Ma vie repose en grande partie sur de petits rituels, des séquences de gestes que je parcours sans en rien changer de façon à ne pas être perturbé dans mon quotidien, de ne pas avoir à remettre en cause ce sur quoi mon existence tient en équilibre.

Ces rituels me sont indispensables et toute perturbation dans l’un d’entre eux me déstabilise de façon plus ou moins durable. Je n’en donnerai ici que quelques exemples en détaillant les étpaes qui les constituent : le matin, je m’éveille — généralement très tôt et dès que j’ai l’œil ouvert je suis totalement lucide —

1.je prends mes lunettes sur ma table de nuit
2.je prends ma montre sur ma table de nuit
3.je prends le livre que j’ai posé par terre
4.je cherche à tâtons la lampe de poche posée à côté du livre
5.j’éclaire mon réveil pour vérifier l’heure (généralement j’en ai une bonne intuition)
6.je me lève

Si je me trompe dans l’ordre de l’un quelconque de ces micro-événements, j’ai aussitôt l’impression que quelque chose ne va pas, je m’arrête, je suis obligé de réfléchir à ce quelque chose qui ne va pas et je m’inquiète : comment ai-je pu me tromper, pourquoi me suis-je trompé ? Cette rupture dans la séquence qui peut paraître dérisoire m’interdit de laisser passer ma vie ordinaire sans avoir à y réfléchir… Or je préfère, et de loin, occuper ma pensée à autre chose qu’à la couleur d’une brosse à dents. Imaginez que, à chaque fois que vous devez ouvrir une porte, vous êtes obligé de vous demander « comment s’ouvre cette porte ? », chaque fois que vous mettez des chaussures « comment se mettent ces chaussures ? ». Ce serait une horreur totale : ainsi ces rituels me permettent de vivre.
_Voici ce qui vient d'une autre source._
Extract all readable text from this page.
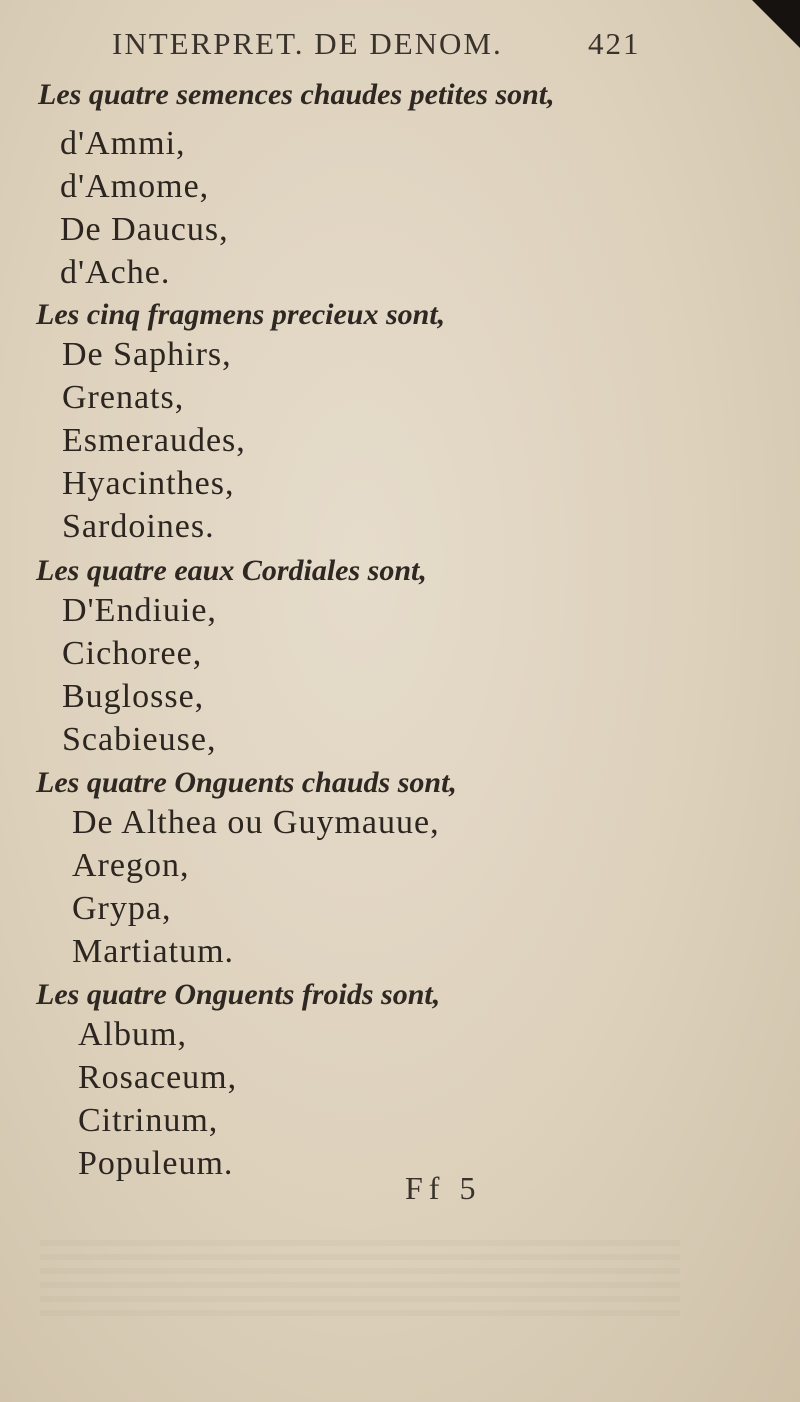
INTERPRET. DE DENOM.	421
Les quatre semences chaudes petites sont,
d'Ammi,
d'Amome,
De Daucus,
d'Ache.
Les cinq fragmens precieux sont,
De Saphirs,
Grenats,
Esmeraudes,
Hyacinthes,
Sardoines.
Les quatre eaux Cordiales sont,
D'Endiuie,
Cichoree,
Buglosse,
Scabieuse,
Les quatre Onguents chauds sont,
De Althea ou Guymauue,
Aregon,
Grypa,
Martiatum.
Les quatre Onguents froids sont,
Album,
Rosaceum,
Citrinum,
Populeum.
Ff 5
Ce qui est un peu plus ennuyeux c’est que certains d’entre eux s’enchâssent au sein de certains autres. Par exemple, le petit déjeuner comporte une suite d’événements dont la plupart constituent eux-mêmes de petits rituels :

1.Je fais couler de l’eau pour l’avoir à une certaine température
2.Je mets la nappe sur la table
3.Je mets l’eau dans la théière
4.Je prépare le plateau pour le déjeunes
5.Je porte le plateau sur la table
6.Je vais rechercher la théière

Les événements 2, 3, 4 et 5 sont eux-mêmes constitués de petits rituels que je ne détaillerai pas ici. Mais si une erreur se glisse dans l’un d’entre eux, c’est le processus d’ensemble qui est compromis et que je dois réfléchir alors que, lorsque tout se passe bien, l’ensemble s’accomplit sans que j’y pense. Liberté et contrainte : ma liberté vient de ces contraintes qui rythment mes jours et engagent mon entourage mes proches y voyant ce qu’ils appellent des manies alors que ce refus du changement, de l’adaptation à des contextes multiples m’est une grande source de liberté.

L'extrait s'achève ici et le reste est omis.